January 4, 2017 at 4:46 pm #50294The spark did not follow. 🙁 That would have made the issue less maddening.
Swapped points and made sure they were gapped correctly and mated up well. They would spark on one side but not the other. How can I tell if the non-sparking side is grounding or shorting out?
The flywheel is not hitting the coil itself – it is actually hitting the armature plate. I tried moving the coil back and that had no impact. I then was able to see through the point inspection hole that it was hitting a portion of the armature plate itself. That’s when I figured the key may have moved.
Regarding the crank being bent – I don’t think that is it. We did not have an issue initially with the flywheel hitting the armature plate. I don’t think we did anything that could have bent the top of the crank.
January 4, 2017 at 5:10 pm #50296So, you are sure the flywheel is hitting the armature plate, and not the coil? Possibilities of that are pretty few, and the key is not one of them.
Are the armature plate mounting rings assembled correctly? The aluminum ring that goes under the brass ring must be installed flat side up, not tapered side up.
Does the armature plate flop around? In other words, is it broken or badly worn at the center?
The flywheel may be bent from somebody removing it with a puller that grabs the outside rim. Not necessarily you but possibly by somebody in the past. If it is, you need a replacement flywheel.

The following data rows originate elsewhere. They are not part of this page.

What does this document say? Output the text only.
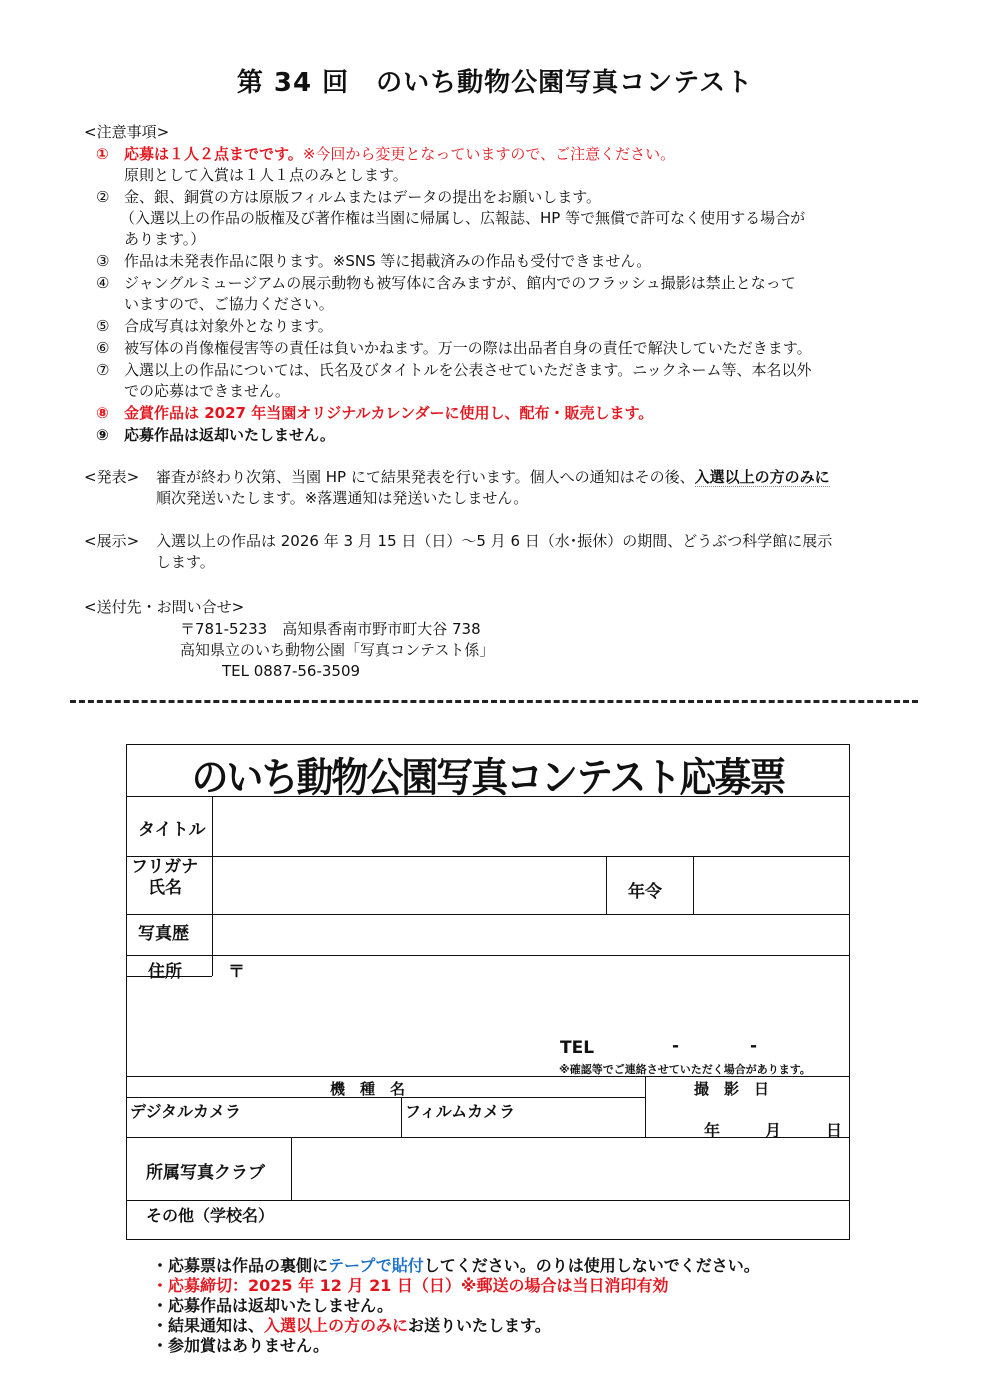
第 34 回　のいち動物公園写真コンテスト
<注意事項>
① 応募は１人２点までです。※今回から変更となっていますので、ご注意ください。
原則として入賞は１人１点のみとします。
② 金、銀、銅賞の方は原版フィルムまたはデータの提出をお願いします。
（入選以上の作品の版権及び著作権は当園に帰属し、広報誌、HP 等で無償で許可なく使用する場合が
あります。）
③ 作品は未発表作品に限ります。※SNS 等に掲載済みの作品も受付できません。
④ ジャングルミュージアムの展示動物も被写体に含みますが、館内でのフラッシュ撮影は禁止となって
いますので、ご協力ください。
⑤ 合成写真は対象外となります。
⑥ 被写体の肖像権侵害等の責任は負いかねます。万一の際は出品者自身の責任で解決していただきます。
⑦ 入選以上の作品については、氏名及びタイトルを公表させていただきます。ニックネーム等、本名以外
での応募はできません。
⑧ 金賞作品は 2027 年当園オリジナルカレンダーに使用し、配布・販売します。
⑨ 応募作品は返却いたしません。
<発表> 審査が終わり次第、当園 HP にて結果発表を行います。個人への通知はその後、入選以上の方のみに
順次発送いたします。※落選通知は発送いたしません。
<展示> 入選以上の作品は 2026 年 3 月 15 日（日）～5 月 6 日（水･振休）の期間、どうぶつ科学館に展示
します。
<送付先・お問い合せ>
〒781-5233　高知県香南市野市町大谷 738
高知県立のいち動物公園「写真コンテスト係」
TEL 0887-56-3509
のいち動物公園写真コンテスト応募票
タイトル
フリガナ
氏名	年令
写真歴
住所	〒
TEL	-	-
※確認等でご連絡させていただく場合があります。
機　種　名	撮　影　日
デジタルカメラ	フィルムカメラ
年	月	日
所属写真クラブ
その他（学校名）
・応募票は作品の裏側にテープで貼付してください。のりは使用しないでください。
・応募締切：2025 年 12 月 21 日（日）※郵送の場合は当日消印有効
・応募作品は返却いたしません。
・結果通知は、入選以上の方のみにお送りいたします。
・参加賞はありません。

Since you mentioned the key, I am wondering if the keyway in the shaft or flywheel is battered? That happens from failing to install the flywheel correctly, and destroys the parts. Both tapers must be clean and dry and you must use a torque wrench to tighten the nut to 40-45 foot pounds. Battered keyways affect the magnet and points timing relationship. But not just one set.

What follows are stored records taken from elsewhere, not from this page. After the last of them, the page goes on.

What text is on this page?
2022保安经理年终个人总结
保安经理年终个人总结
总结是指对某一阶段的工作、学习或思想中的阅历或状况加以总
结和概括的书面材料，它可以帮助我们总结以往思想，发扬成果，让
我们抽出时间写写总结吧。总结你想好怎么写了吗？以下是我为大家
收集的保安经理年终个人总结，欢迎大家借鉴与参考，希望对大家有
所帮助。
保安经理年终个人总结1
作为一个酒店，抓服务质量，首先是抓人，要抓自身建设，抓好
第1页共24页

The #1 cause of no spark is dirty or mis-adjusted points (assuming parts are all good)
January 4, 2017 at 5:34 pm #50299Definitely not hitting the coil. It hits the plate before it gets to the coil. Its like the flywheel is sitting down about a 1/16-1/8th inch low. I was thinking about filing a taper on the plate, but figured that is addressing the symptom and not the issue. I will take a picture when I have my hands on it again. It might be dragging on one side, but it hits a hard stop when it hits the spot on the plate. Right now the powerhead is off and in a box while we are waiting for parts, and the girlfriend has everything else in pieces cleaning it for reassembly.
Rings under the plate – I will need to look at them. I removed them after the issue started, but everything seemed good. The armature plate fits well – everything is nice and tight. Motor was in really good shape, just no spark.

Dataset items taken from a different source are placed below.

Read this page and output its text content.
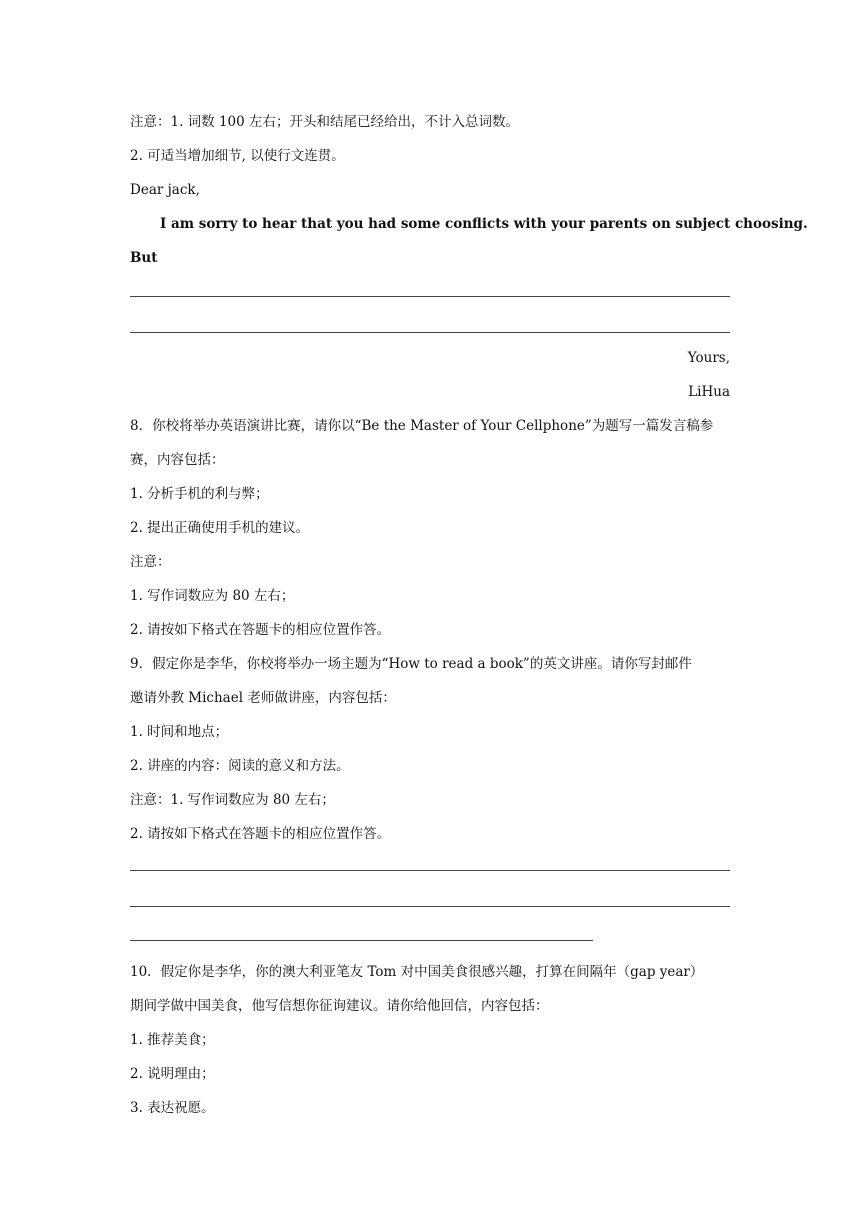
注意：1. 词数 100 左右；开头和结尾已经给出，不计入总词数。
2. 可适当增加细节, 以使行文连贯。
Dear jack,
I am sorry to hear that you had some conflicts with your parents on subject choosing.
But
Yours,
LiHua
8．你校将举办英语演讲比赛，请你以“Be the Master of Your Cellphone”为题写一篇发言稿参
赛，内容包括：
1. 分析手机的利与弊；
2. 提出正确使用手机的建议。
注意：
1. 写作词数应为 80 左右；
2. 请按如下格式在答题卡的相应位置作答。
9．假定你是李华，你校将举办一场主题为“How to read a book”的英文讲座。请你写封邮件
邀请外教 Michael 老师做讲座，内容包括：
1. 时间和地点；
2. 讲座的内容：阅读的意义和方法。
注意：1. 写作词数应为 80 左右；
2. 请按如下格式在答题卡的相应位置作答。
10．假定你是李华，你的澳大利亚笔友 Tom 对中国美食很感兴趣，打算在间隔年（gap year）
期间学做中国美食，他写信想你征询建议。请你给他回信，内容包括：
1. 推荐美食；
2. 说明理由；
3. 表达祝愿。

I will check the flywheel again for how the keyway looks on it. I am thinking it might not be bent as we didn’t have clearance issues initially, but only after "popping the top" a bunch of times in our odyssey to find spark. Before you ask – i did use a puller that had bolts going into the flywheel and not arms on the outside.
Pretty sure we swapped points from the working to the non-working side with no result.
That is why this is such a mystery. Changing things around should have got us spark. Then suddenly having clearance issues really melted my mind.
January 4, 2017 at 6:31 pm #50303With what you just said (sitting too low) that could be an expanded flywheel taper from using an impact wrench on the flywheel nut. OR, as I already suggested the mounting ring upside down, allowing the armature plate to wobble upwards and the flywheel to strike it.
January 4, 2017 at 6:39 pm #50305You say you used different condensers. Why not install brand new ones as they do go bad? P/N 580321.
January 4, 2017 at 7:07 pm #50307New condensors are on the parts list.
Never used an impact on the flywheel nut.
January 4, 2017 at 8:01 pm #50315Is the flywheel hitting the magneto plate or the laminations of the coils?
Are the screws holding the coils snugged up properly?
January 4, 2017 at 8:31 pm #50318quote 63LSTriton:New condensors are on the parts list.Never used an impact on the flywheel but.
Understand, I was not saying you did it. But how many others have worked on it over the last 60 years?